VINTAGE RACING AT IMS Over 700 Race Cars to Compete at the Speedway in June
INDIANAPOLIS - RIS - MARCH 11, 2014 - June 6-8, 2014 will be historic dates for all race fans. The Sportscar Vintage Racing Association (SVRA) with the Indianapolis Motor Speedway (IMS) will host what is certain to be the largest gathering of track ready race cars in one place at one time, in history.
The SVRA’s Brickyard Vintage Racing Invitational at Indianapolis will feature well over 600 race cars on the F-1 track at IMS, as well as over 150 open wheel oval track race cars on the big oval. The cars, dating from the 1920’s to 1999 will be raced in at least 21 groups with on track action from 8 AM until 6 PM each day.
If the Circuit of the Americas, Daytona, Sebring, Road America, and The Glen, are the cathedrals of motorsports in America, then the Indianapolis Motor Speedway is St Peter’s Basilica. As you drive through the tunnel into the track you can’t help of thinking of Harroun, DePalma, Vukovich, the Unsers, Foyt and so many others. Just the idea of so many cars we grew up with, cars we remember, cars we read about in R&T and Hot Rod, and Speed Sport News is just so exciting. To see them run and really race again is almost overwhelming.
Tony Parella, the President and CEO of the SVRA said, “This is the start of a new tradition.
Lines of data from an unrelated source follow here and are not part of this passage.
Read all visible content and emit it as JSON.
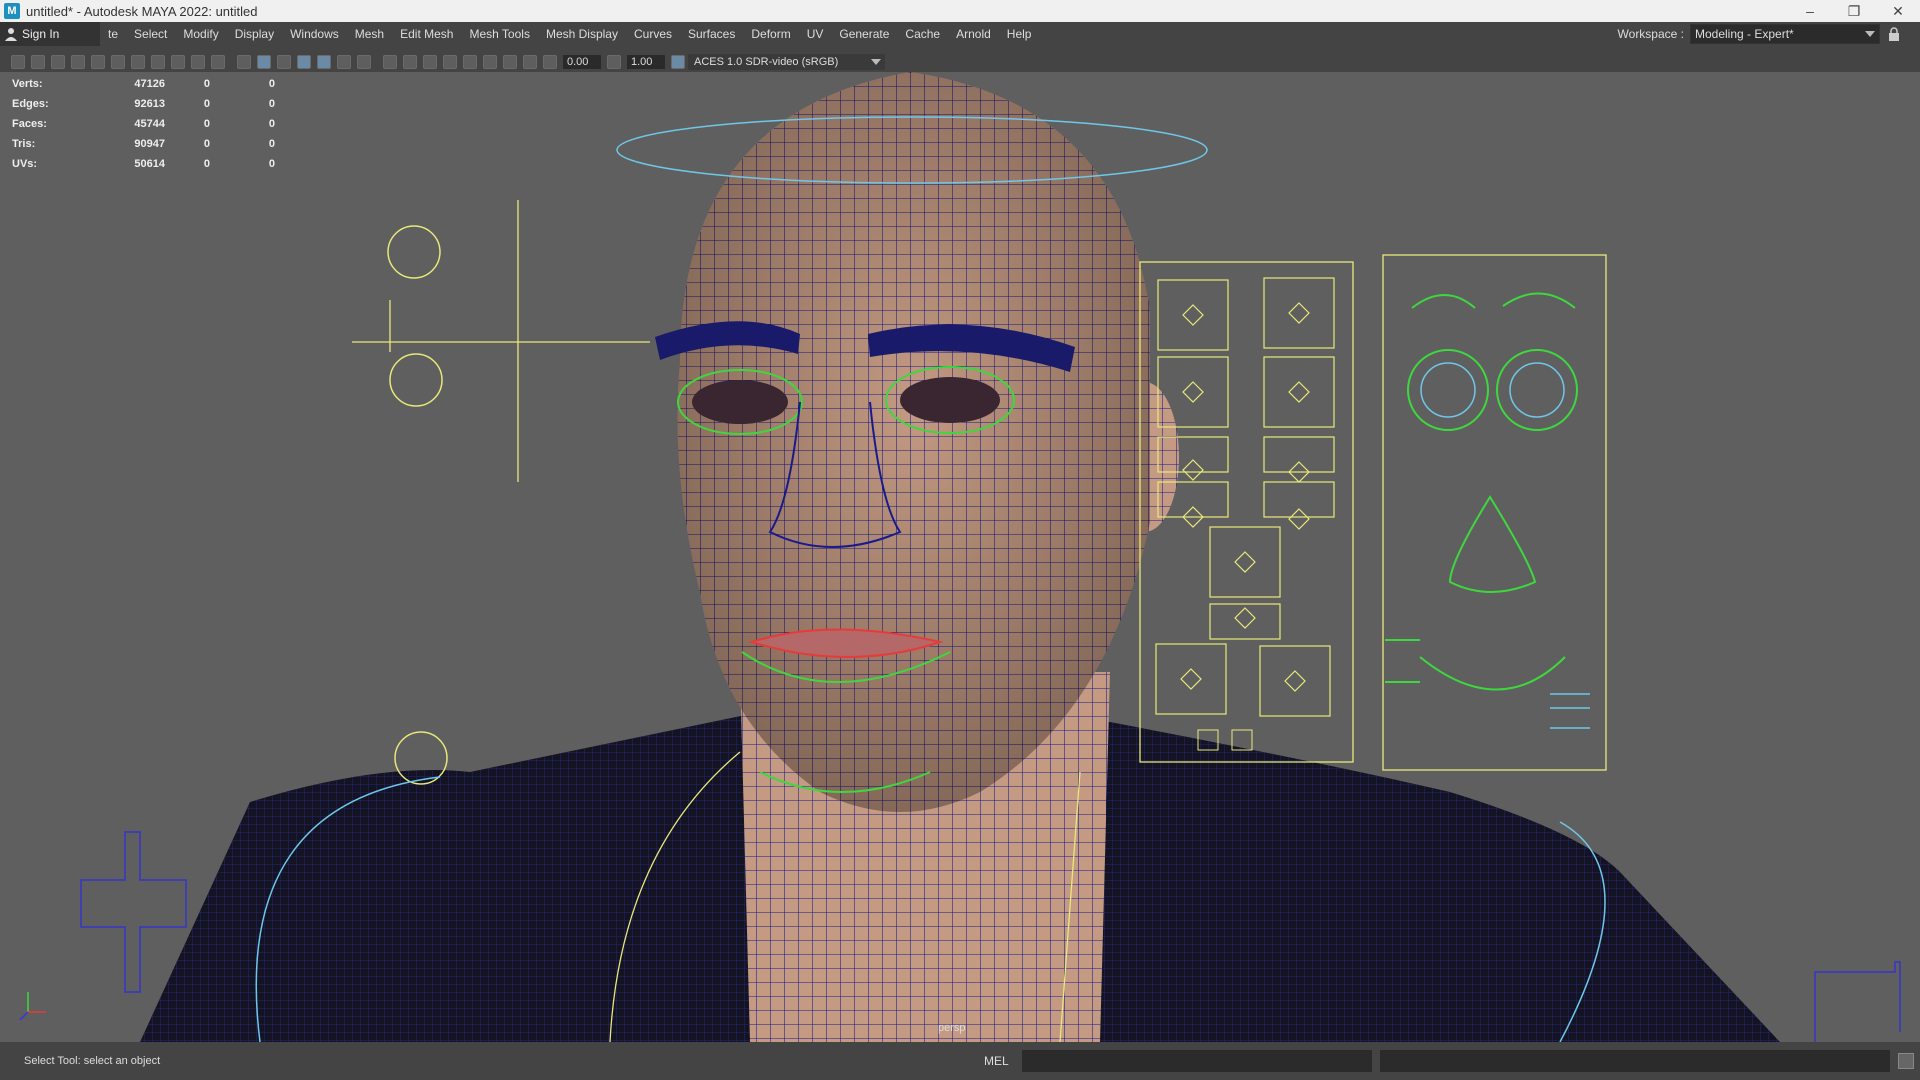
{
  "window": {
    "title": "untitled* - Autodesk MAYA 2022: untitled",
    "app_icon": "maya-logo",
    "controls": [
      "minimize-icon",
      "restore-icon",
      "close-icon"
    ]
  },
  "menubar": {
    "sign_in": "Sign In",
    "items": [
      "te",
      "Select",
      "Modify",
      "Display",
      "Windows",
      "Mesh",
      "Edit Mesh",
      "Mesh Tools",
      "Mesh Display",
      "Curves",
      "Surfaces",
      "Deform",
      "UV",
      "Generate",
      "Cache",
      "Arnold",
      "Help"
    ],
    "workspace_label": "Workspace :",
    "workspace_value": "Modeling - Expert*"
  },
  "toolbar": {
    "exposure": "0.00",
    "gamma": "1.00",
    "color_management": "ACES 1.0 SDR-video (sRGB)"
  },
  "hud": {
    "rows": [
      {
        "label": "Verts:",
        "v1": "47126",
        "v2": "0",
        "v3": "0"
      },
      {
        "label": "Edges:",
        "v1": "92613",
        "v2": "0",
        "v3": "0"
      },
      {
        "label": "Faces:",
        "v1": "45744",
        "v2": "0",
        "v3": "0"
      },
      {
        "label": "Tris:",
        "v1": "90947",
        "v2": "0",
        "v3": "0"
      },
      {
        "label": "UVs:",
        "v1": "50614",
        "v2": "0",
        "v3": "0"
      }
    ]
  },
  "viewport": {
    "camera": "persp"
  },
  "helpline": {
    "text": "Select Tool: select an object",
    "mel_label": "MEL"
  },
  "colors": {
    "wire": "#1a1a8c",
    "rig_yellow": "#e8e87a",
    "rig_green": "#3ed83e",
    "rig_cyan": "#6fc7e8",
    "rig_red": "#e83a3a",
    "skin": "#c49a82"
  }
}
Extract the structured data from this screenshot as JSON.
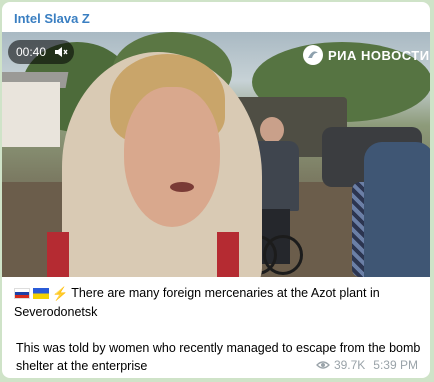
{
  "message": {
    "channel_name": "Intel Slava Z",
    "video": {
      "duration": "00:40",
      "mute_icon": "speaker-muted-icon",
      "watermark_text": "РИА НОВОСТИ",
      "watermark_icon": "ria-logo-icon"
    },
    "text": {
      "flags": [
        "russia-flag-icon",
        "ukraine-flag-icon",
        "lightning-icon"
      ],
      "paragraph1": "There are many foreign mercenaries at the Azot plant in Severodonetsk",
      "paragraph2": "This was told by women who recently managed to escape from the bomb shelter at the enterprise"
    },
    "views": "39.7K",
    "time": "5:39 PM"
  },
  "colors": {
    "channel_name": "#3a7fc2",
    "background": "#cfe3c8",
    "meta": "#9aa3a9"
  }
}
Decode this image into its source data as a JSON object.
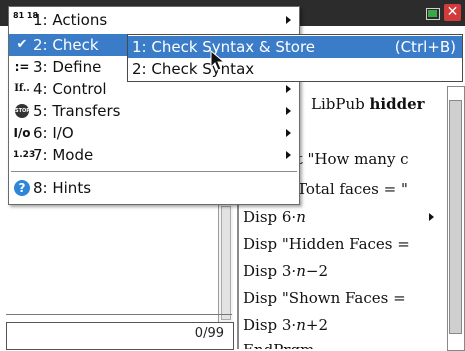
{
  "main_menu": {
    "items": [
      {
        "number": "1",
        "label": "1: Actions",
        "icon": "actions-icon",
        "icon_glyph": "81 18"
      },
      {
        "number": "2",
        "label": "2: Check",
        "icon": "check-icon",
        "icon_glyph": "✔"
      },
      {
        "number": "3",
        "label": "3: Define",
        "icon": "define-icon",
        "icon_glyph": ":="
      },
      {
        "number": "4",
        "label": "4: Control",
        "icon": "control-icon",
        "icon_glyph": "If.."
      },
      {
        "number": "5",
        "label": "5: Transfers",
        "icon": "stop-icon",
        "icon_glyph": "STOP"
      },
      {
        "number": "6",
        "label": "6: I/O",
        "icon": "io-icon",
        "icon_glyph": "I/o"
      },
      {
        "number": "7",
        "label": "7: Mode",
        "icon": "mode-icon",
        "icon_glyph": "1.23"
      },
      {
        "number": "8",
        "label": "8: Hints",
        "icon": "hints-icon",
        "icon_glyph": "?"
      }
    ]
  },
  "sub_menu": {
    "items": [
      {
        "label": "1: Check Syntax & Store",
        "shortcut": "(Ctrl+B)"
      },
      {
        "label": "2: Check Syntax",
        "shortcut": ""
      }
    ]
  },
  "editor": {
    "lines": [
      {
        "pre": "LibPub ",
        "bold": "hidder"
      },
      {
        "pre": "st \"How many c"
      },
      {
        "pre": "Total faces = \""
      },
      {
        "pre": "Disp 6·",
        "var": "n"
      },
      {
        "pre": "Disp \"Hidden Faces ="
      },
      {
        "pre": "Disp 3·",
        "var": "n",
        "post": "−2"
      },
      {
        "pre": "Disp \"Shown Faces ="
      },
      {
        "pre": "Disp 3·",
        "var": "n",
        "post": "+2"
      },
      {
        "pre": "EndPrgm"
      }
    ]
  },
  "left_pane": {
    "counter": "0/99"
  },
  "colors": {
    "selection": "#3b7cc9",
    "titlebar": "#2c2c2c",
    "close": "#d23b3b",
    "battery": "#3aa847"
  }
}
The plan is to create an American version of Goodwood, but with a blue collar twist. Goodwood is too formal, too British. Indy is midwest America.” Parella, 54, is a very successful Texas businessman who got the racing bug just four years ago. Stumbling in to the purchase of a 1958 Corvette race car he though it would be fun to drive it on a track. His very first race was with Corinthian Vintage Auto Racing, a local group around Dallas. The racing bug bit him deep.
That led to a chance to drive in a SVRA event at Watkins Glen just 60 miles from where he grew up. “My first laps had me smiling, thinking of my dad. We would come to races at The Glen. It was real emotional for me.” At that moment he decided to look into the acquisition of SVRA with the intent to organize it into a real series with better safety standards, and a better overall experience for the dedicated vintage race drivers and owners.
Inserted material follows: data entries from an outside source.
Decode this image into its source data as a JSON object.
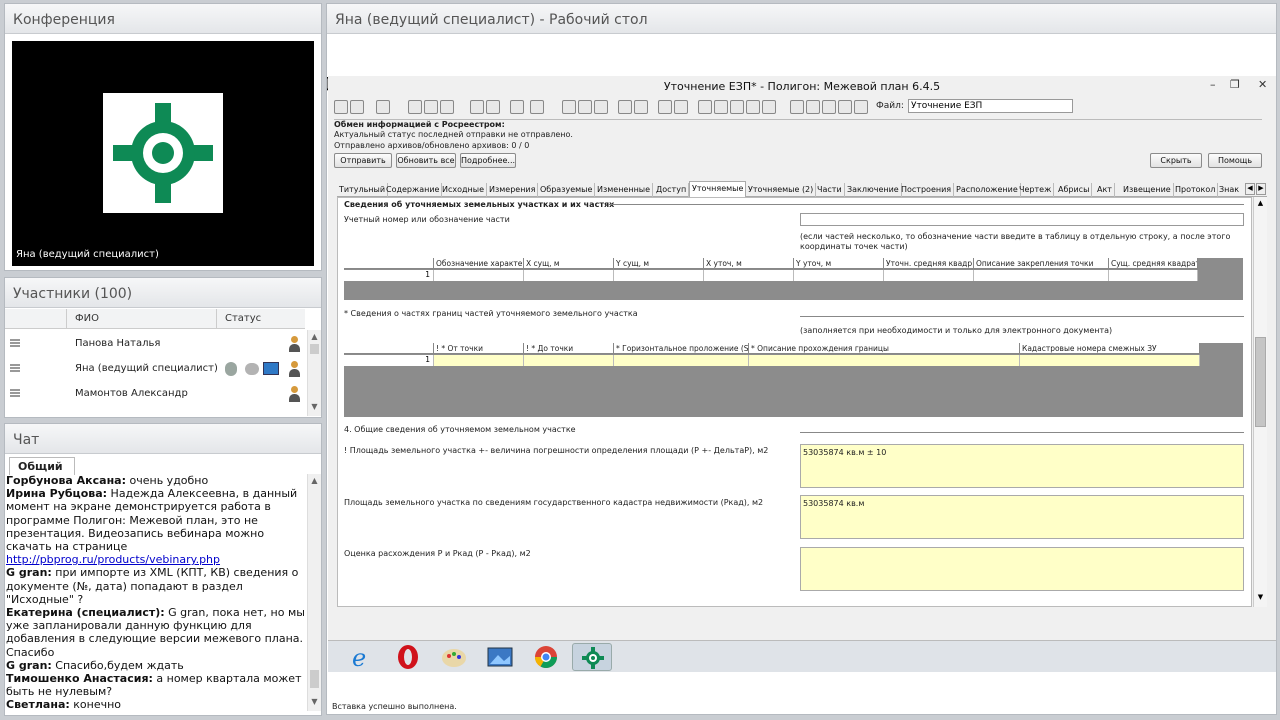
{
  "conference": {
    "title": "Конференция",
    "speaker": "Яна (ведущий специалист)"
  },
  "participants": {
    "title": "Участники (100)",
    "col_name": "ФИО",
    "col_status": "Статус",
    "rows": [
      "Панова Наталья",
      "Яна (ведущий специалист)",
      "Мамонтов Александр"
    ]
  },
  "chat": {
    "title": "Чат",
    "tab": "Общий",
    "messages": [
      {
        "author": "Горбунова Аксана:",
        "text": " очень удобно"
      },
      {
        "author": "Ирина Рубцова:",
        "text": " Надежда  Алексеевна, в данный момент на экране демонстрируется работа в программе Полигон: Межевой план, это не презентация. Видеозапись вебинара можно скачать на странице ",
        "link": "http://pbprog.ru/products/vebinary.php"
      },
      {
        "author": "G gran:",
        "text": " при импорте из XML (КПТ, КВ) сведения о документе (№, дата) попадают в раздел \"Исходные\" ?"
      },
      {
        "author": "Екатерина (специалист):",
        "text": " G gran, пока нет, но мы уже запланировали данную функцию для добавления в следующие версии межевого плана. Спасибо"
      },
      {
        "author": "G gran:",
        "text": " Спасибо,будем ждать"
      },
      {
        "author": "Тимошенко Анастасия:",
        "text": " а номер квартала может быть не нулевым?"
      },
      {
        "author": "Светлана:",
        "text": " конечно"
      }
    ]
  },
  "desktop": {
    "title": "Яна (ведущий специалист) - Рабочий стол"
  },
  "app": {
    "title": "Уточнение ЕЗП* - Полигон: Межевой план 6.4.5",
    "file_label": "Файл:",
    "file_value": "Уточнение ЕЗП",
    "exchange_title": "Обмен информацией с Росреестром:",
    "exchange_status": "Актуальный статус последней отправки не отправлено.",
    "exchange_archives": "Отправлено архивов/обновлено архивов: 0 / 0",
    "buttons": {
      "send": "Отправить",
      "refresh_all": "Обновить все",
      "more": "Подробнее...",
      "hide": "Скрыть",
      "help": "Помощь"
    },
    "tabs": [
      "Титульный",
      "Содержание",
      "Исходные",
      "Измерения",
      "Образуемые",
      "Измененные",
      "Доступ",
      "Уточняемые",
      "Уточняемые (2)",
      "Части",
      "Заключение",
      "Построения",
      "Расположение",
      "Чертеж",
      "Абрисы",
      "Акт",
      "Извещение",
      "Протокол",
      "Знак"
    ],
    "active_tab": "Уточняемые",
    "section1_title": "Сведения об уточняемых земельных участках и их частях",
    "part_label": "Учетный номер или обозначение части",
    "part_hint": "(если частей несколько, то обозначение части введите в таблицу в отдельную строку, а после этого координаты точек части)",
    "grid1_cols": [
      "Обозначение характер",
      "X сущ, м",
      "Y сущ, м",
      "X уточ, м",
      "Y уточ, м",
      "Уточн. средняя квадр",
      "Описание закрепления точки",
      "Сущ. средняя квадрат"
    ],
    "grid1_row": "1",
    "borders_label": "* Сведения о частях границ частей уточняемого земельного участка",
    "borders_hint": "(заполняется при необходимости и только для электронного документа)",
    "grid2_cols": [
      "! * От точки",
      "! * До точки",
      "* Горизонтальное проложение (S),",
      "* Описание прохождения границы",
      "Кадастровые номера смежных ЗУ"
    ],
    "grid2_row": "1",
    "section4_title": "4. Общие сведения об уточняемом земельном участке",
    "area_label": "! Площадь земельного участка +- величина погрешности определения площади (P +- ДельтаР), м2",
    "area_value": "53035874 кв.м ± 10",
    "gkn_label": "Площадь земельного участка по сведениям государственного кадастра недвижимости (Ркад), м2",
    "gkn_value": "53035874 кв.м",
    "diff_label": "Оценка расхождения Р и Ркад (Р - Ркад), м2",
    "diff_value": "",
    "status": "Вставка успешно выполнена."
  },
  "taskbar": [
    "ie-icon",
    "opera-icon",
    "paint-icon",
    "photos-icon",
    "chrome-icon",
    "polygon-icon"
  ]
}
That was in September of 2012. In just eighteen months the entire face of vintage racing has changed in America. From the onset Parella’s vision was to have a grand festival of speed at the hollowed grounds of The Speedway. Working with then vice-president of IMS, Mark Dill, the seed was planted with the owners, the Hulman-George family. Now the time is right for this massive undertaking.
What makes this different from any vintage meet anywhere in the world is the combination of the FIA category 1 road course, with the historic 2.5 mile rectangle that makes up the oval at the Speedway. The track where the most famous and important race in the world takes place every May. In a few years this will a major event at the Speedway. To get a grasp of the size of this, the driver’s meeting alone with have well over 1000 participants and that is not counting the corner workers.
Not only will there be classic sports cars and sports racers along with formula cars of every description and age from around the world, but also classic Millers, Kurtis Kraft, and Watson roadsters, with midgets and sprint cars next to the Lolas and Ferraris. For the first time in history the sounds of F-1 cars will mix with 70’s Can-Am cars, Offy’s, turbines, and maybe even a Novi. We can tell you from personal experience the sound a Novi at full song heading into turn one is something you will never forget.
Make no mistake, SVRA vintage racing, is racing. They are not just old pretty cars on display. Just imagine driving out of the road course onto the oval. Foot on the floor for the next 5/8’s of a mile, the famed Pagoda in view, heading North up the “Front Straight at The Indianapolis Motor Speedway”. Most of the drivers will never have even imagined having the chance of being there.
Parella’s plan for the SVRA is for each race to be at a premiere venue around the country with the National Championships at the Circuit of the Americas (COTA) in the fall. Last year’s championships drew over 500 entries. Adding the Brickyard brings they world of vintage racing to a whole new level. “I want each of our races to be a thrill for each driver, but the two, COTA and Indy, to be ‘bucket list’ kind of races. Tracks you just have to drive, and experience.”